I’m not as deep into Julia specifics, just a naive answer. I think people would be confused if this doesn’t work anymore:
x = [1, "2"]
push!(x, '3')
Even more, the Union trick would probably only make sense if the number of different types is limited, so it would be case specific which type this constructor yields.
It’s not clear if [1, "2"] would necessarily be a Vector{Any}, although it turns out to be the case. For example, the following doesn’t work, as it does produce a union as the eltype:
julia> x = [1, nothing];
julia> push!(x, missing)
ERROR: MethodError: Cannot `convert` an object of type Missing to an object of type Int64
julia> typeof(x)
Vector{Union{Nothing, Int64}} (alias for Array{Union{Nothing, Int64}, 1})
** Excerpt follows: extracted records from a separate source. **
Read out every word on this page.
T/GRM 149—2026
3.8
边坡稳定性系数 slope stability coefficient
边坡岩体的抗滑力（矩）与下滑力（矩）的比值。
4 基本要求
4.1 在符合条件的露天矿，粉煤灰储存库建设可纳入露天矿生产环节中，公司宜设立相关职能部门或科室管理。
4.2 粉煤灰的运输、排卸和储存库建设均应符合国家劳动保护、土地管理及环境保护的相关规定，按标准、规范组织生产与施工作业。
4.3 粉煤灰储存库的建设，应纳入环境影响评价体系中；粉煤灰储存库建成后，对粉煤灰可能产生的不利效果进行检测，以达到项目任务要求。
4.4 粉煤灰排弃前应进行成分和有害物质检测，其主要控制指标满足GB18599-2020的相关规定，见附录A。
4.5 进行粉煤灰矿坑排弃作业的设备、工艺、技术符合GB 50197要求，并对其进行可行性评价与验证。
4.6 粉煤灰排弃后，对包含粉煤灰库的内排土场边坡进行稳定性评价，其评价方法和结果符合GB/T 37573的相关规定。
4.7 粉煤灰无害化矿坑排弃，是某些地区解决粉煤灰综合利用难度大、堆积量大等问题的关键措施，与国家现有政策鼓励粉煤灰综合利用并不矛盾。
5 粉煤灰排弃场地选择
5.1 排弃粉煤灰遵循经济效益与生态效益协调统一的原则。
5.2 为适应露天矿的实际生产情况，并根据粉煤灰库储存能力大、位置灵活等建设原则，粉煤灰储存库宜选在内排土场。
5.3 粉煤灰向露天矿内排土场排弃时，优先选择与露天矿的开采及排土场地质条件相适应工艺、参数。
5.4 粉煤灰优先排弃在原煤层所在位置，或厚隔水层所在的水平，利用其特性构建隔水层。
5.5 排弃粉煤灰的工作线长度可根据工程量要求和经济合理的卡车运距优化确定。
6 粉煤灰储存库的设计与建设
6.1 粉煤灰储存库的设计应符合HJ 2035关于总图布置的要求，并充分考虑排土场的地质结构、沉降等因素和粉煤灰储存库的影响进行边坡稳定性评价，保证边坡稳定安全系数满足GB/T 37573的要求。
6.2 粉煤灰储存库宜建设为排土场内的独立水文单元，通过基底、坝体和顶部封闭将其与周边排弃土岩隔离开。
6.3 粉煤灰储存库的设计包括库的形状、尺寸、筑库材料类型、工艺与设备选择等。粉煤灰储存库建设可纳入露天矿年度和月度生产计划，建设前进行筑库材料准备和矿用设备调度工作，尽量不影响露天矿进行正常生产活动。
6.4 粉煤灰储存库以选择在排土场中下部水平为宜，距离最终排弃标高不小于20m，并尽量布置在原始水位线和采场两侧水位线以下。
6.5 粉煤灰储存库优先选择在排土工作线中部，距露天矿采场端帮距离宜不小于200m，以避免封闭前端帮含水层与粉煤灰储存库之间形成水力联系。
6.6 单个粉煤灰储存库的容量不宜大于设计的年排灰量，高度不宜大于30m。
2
Even more, the Union trick would probably only make sense if the number of different types is limited
Yes, I agree, this may only be chosen as the return type for a few arguments. This is type-stable, albeit somewhat perplexing.
My question is: since this already is adopted in the special cases of nothing and missing, why not make this more universal, if only for singleton types? I had seen an issue recently where there was some discussion on nothing and missing being special, which is a bit unfortunate.
One challenge with doing what you’ve specifically asked is that I think it’s reasonable to want [1, 2.5] to promote both entries to Float64 rather than make a Vector{Union{Int,Float64}}. The distinction here is that promote(1,2.5) “succeeds” whereas promote(A(),B()) for your example does not.
So it seems that the preferred behavior would be to try to attempt to promote the elements first, then introduce a Union if multiple (or maybe only a few) distinct types remain.
In the meantime, perhaps this function definition will be useful to you?
unionvec(x...) = Union{typeof.(x)...}[x...]
It seems to do what you asked, although doesn’t attempt to do the promotion that I had suggested nor does it resort to Any beyond a certain number of distinct types.